No sé qué contesté, creo que nada. Sabía de sobra que el teatro era un sueño inalcanzable incluso para los obreros bien remunerados, y que solo las damas llevaban vestidos de seda. ¿Qué habría pasado? ¿Les habría tocado la lotería? Estaba inquieto porque, para ser sincero, intuía que eso nada tenía que ver con la suerte.
Delante de mi padre, claro está, no me atreví a plantear preguntas. Los observaba mudo y sentía una extraña opresión en el estómago. Mi padre también estaba flamante. Llevaba un precioso traje azul, se notaba a la legua que no lo había comprado en el trapero como solía hacerse en Újpest, o mejor dicho, como se había hecho anteriormente, porque en aquella época ya no alcanzaba ni para eso. Así arreglado parecía aún más gallardo, más joven y atractivo. Estaba sentado sobre la mesa, columpiaba los pies, y en sus bellos ojos grises —la perdición de las mujeres— se reflejaba una alegría pícara. Se notaba que estaba satisfecho consigo mismo y con el mundo. Tarareaba una cancioncilla de moda y jugueteaba con la cadena de oro de su reloj, porque con lo bien que últimamente le iban las cosas tenía incluso cadena de oro.

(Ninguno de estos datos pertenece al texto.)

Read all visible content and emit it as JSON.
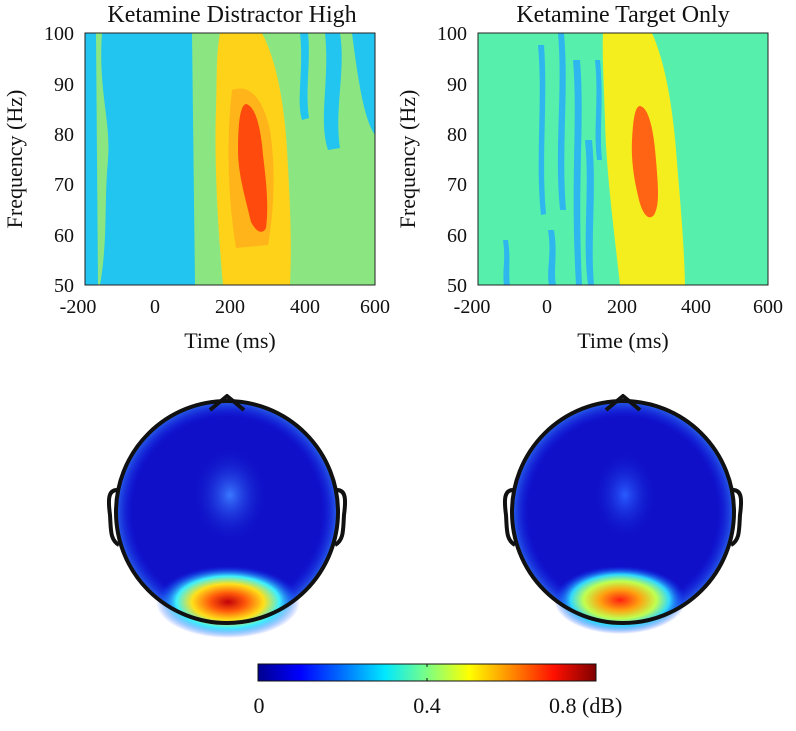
{
  "chart_data": [
    {
      "type": "heatmap",
      "title": "Ketamine Distractor High",
      "xlabel": "Time (ms)",
      "ylabel": "Frequency (Hz)",
      "xlim": [
        -200,
        600
      ],
      "ylim": [
        50,
        100
      ],
      "xticks": [
        "-200",
        "0",
        "200",
        "400",
        "600"
      ],
      "yticks": [
        "50",
        "60",
        "70",
        "80",
        "90",
        "100"
      ],
      "background_color": "#8be682",
      "regions": [
        {
          "name": "pre-stimulus-low",
          "t": [
            -200,
            100
          ],
          "f": [
            50,
            100
          ],
          "level": "low",
          "color": "#22c4f0"
        },
        {
          "name": "gamma-onset",
          "t": [
            150,
            380
          ],
          "f": [
            50,
            100
          ],
          "level": "medium",
          "color": "#ffd21a"
        },
        {
          "name": "gamma-peak",
          "t": [
            220,
            300
          ],
          "f": [
            60,
            88
          ],
          "level": "high",
          "color": "#ff4a0d"
        },
        {
          "name": "late-low",
          "t": [
            430,
            600
          ],
          "f": [
            80,
            100
          ],
          "level": "low",
          "color": "#22c4f0"
        }
      ]
    },
    {
      "type": "heatmap",
      "title": "Ketamine Target Only",
      "xlabel": "Time (ms)",
      "ylabel": "Frequency (Hz)",
      "xlim": [
        -200,
        600
      ],
      "ylim": [
        50,
        100
      ],
      "xticks": [
        "-200",
        "0",
        "200",
        "400",
        "600"
      ],
      "yticks": [
        "50",
        "60",
        "70",
        "80",
        "90",
        "100"
      ],
      "background_color": "#56f0ac",
      "regions": [
        {
          "name": "pre-stimulus-low",
          "t": [
            -20,
            120
          ],
          "f": [
            50,
            100
          ],
          "level": "low",
          "color": "#2eb6ee"
        },
        {
          "name": "gamma-onset",
          "t": [
            150,
            380
          ],
          "f": [
            50,
            100
          ],
          "level": "medium",
          "color": "#f5ee1e"
        },
        {
          "name": "gamma-peak",
          "t": [
            220,
            300
          ],
          "f": [
            63,
            85
          ],
          "level": "high",
          "color": "#ff6414"
        }
      ]
    },
    {
      "type": "heatmap",
      "subtype": "topomap",
      "name": "scalp-distractor-high",
      "hotspot": {
        "region": "occipital",
        "value_db": 0.75
      },
      "secondary": {
        "region": "central",
        "value_db": 0.12
      }
    },
    {
      "type": "heatmap",
      "subtype": "topomap",
      "name": "scalp-target-only",
      "hotspot": {
        "region": "occipital",
        "value_db": 0.62
      },
      "secondary": {
        "region": "central",
        "value_db": 0.08
      }
    }
  ],
  "colorbar": {
    "min": 0,
    "max": 0.8,
    "tick_labels": [
      "0",
      "0.4",
      "0.8 (dB)"
    ],
    "colormap": [
      "#00008f",
      "#0000ff",
      "#0080ff",
      "#00ffff",
      "#80ff80",
      "#ffff00",
      "#ff8000",
      "#ff0000",
      "#800000"
    ]
  }
}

Mi madre, al parecer, adivinó mis pensamientos y de pronto la vi rara. Hacía un tiempo que me daba la sensación de que se turbaba al toparse conmigo, algo que antes pocas veces ocurría. Cuando yo llegaba a casa ellos ya no estaban, y cuando ellos llegaban yo dormía profundamente. De vez en cuando, medio dormido, los oía entrar en el cuarto: se cambiaban de ropa y volvían a irse. Salían casi todas las noches. Tenían «programas», lo decían así, como los señores, aunque entre nosotros seguíamos hablando como campesinos. Las pocas veces que estaban en casa tampoco podía charlar mucho con ellos porque antes de acostarme leía tanto que por la tarde se me pegaban las sábanas y tenía que apresurarme para llegar a tiempo al hotel. Además, cada uno estaba muy ocupado con sus cosas. Yo, con el futuro, y mi madre, con el presente, que —ahora ya me doy cuenta— debía de ser tan maravilloso para ella como lo era el futuro para mí.
Pero por entonces yo no pensaba así. Si un hijo anda tan harapiento como yo, muestra escasa empatía por una madre enfundada en vestidos de seda. Sentía furia y envida. «¡Vaya padres! —me decía con amargura—. Estamos apañados. Nadie se extrañaría si en la calle les pidiera limosna.»
Mi madre debió de pensar en algo similar, porque se sonrojó.
—Dime, Miska —se dirigió de pronto a mi padre—. ¿Podrías llevar a arreglar tu traje marrón para el muchacho? Ya sabes, aquel que ya no usas.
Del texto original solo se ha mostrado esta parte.